De esta forma, la oposición burguesa inició acercamientos con la Dictadura para dar cuerpo a una transición que preservara lo escencial del régimen pinochetista, sin Pinochet. Resulta muy educativo corroborar en este debate cómo especialmente el PS Briones (Lagos-Bitar) tiene la iniciativa de emplazar a Leigh para que se haga cargo de la situación. Tras este planteamiento Foxley y Figueroa hacen meramente de comparsa. El centro de la discusión es buscar un acuerdo «contra la violencia» que es como se moteja a la movilización popular.
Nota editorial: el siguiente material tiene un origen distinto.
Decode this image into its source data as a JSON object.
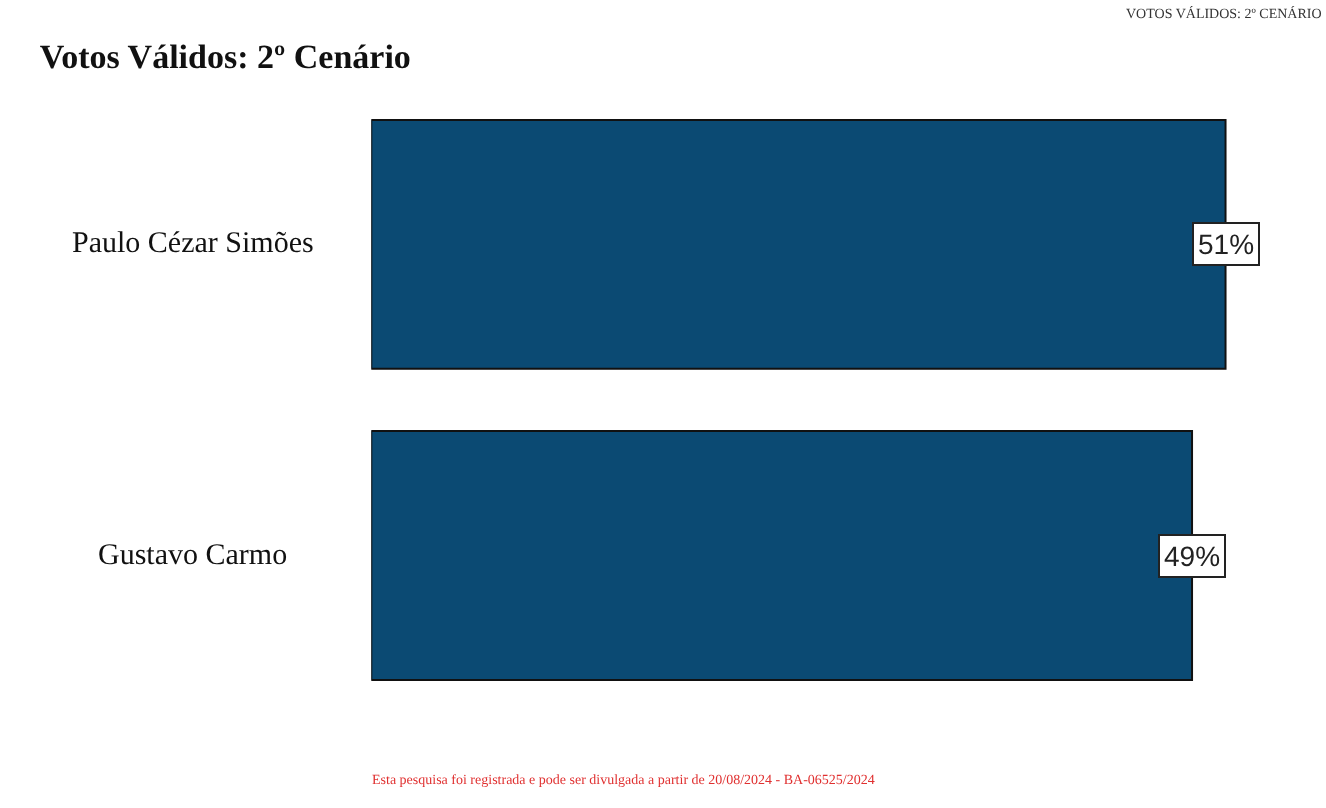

Claro y Allamand se ven a la ofensiva imponiendo condiciones sobre la base de la necesidad de desplazar pacíficamente a Pinochet.

Este es el contexto en el que se dibuja la alternativa de que Leigh probablemente encabezara una salida de Pinochet dentro del contexto de un hipotético gobierno militar de transición. Lo que se observa en este debate es un ensayo del proceso de transición que finalmente se impusiera de la mano de Juan Pablo II en 1987. El resto es historia.

Invitamos a estudiar este debate por cuanto ayuda a comprender a qué se refieren las fuerzas del régimen cuando hablan de democracia, violencia y DDHH. Resulta muy interesante observar cómo en todo el proceso de lucha antidictatorial nunca la contradicción fue democracia-dictadura, sino que fue esencialmente un conflicto de clase: de un lado los explotados, del otro los explotadores.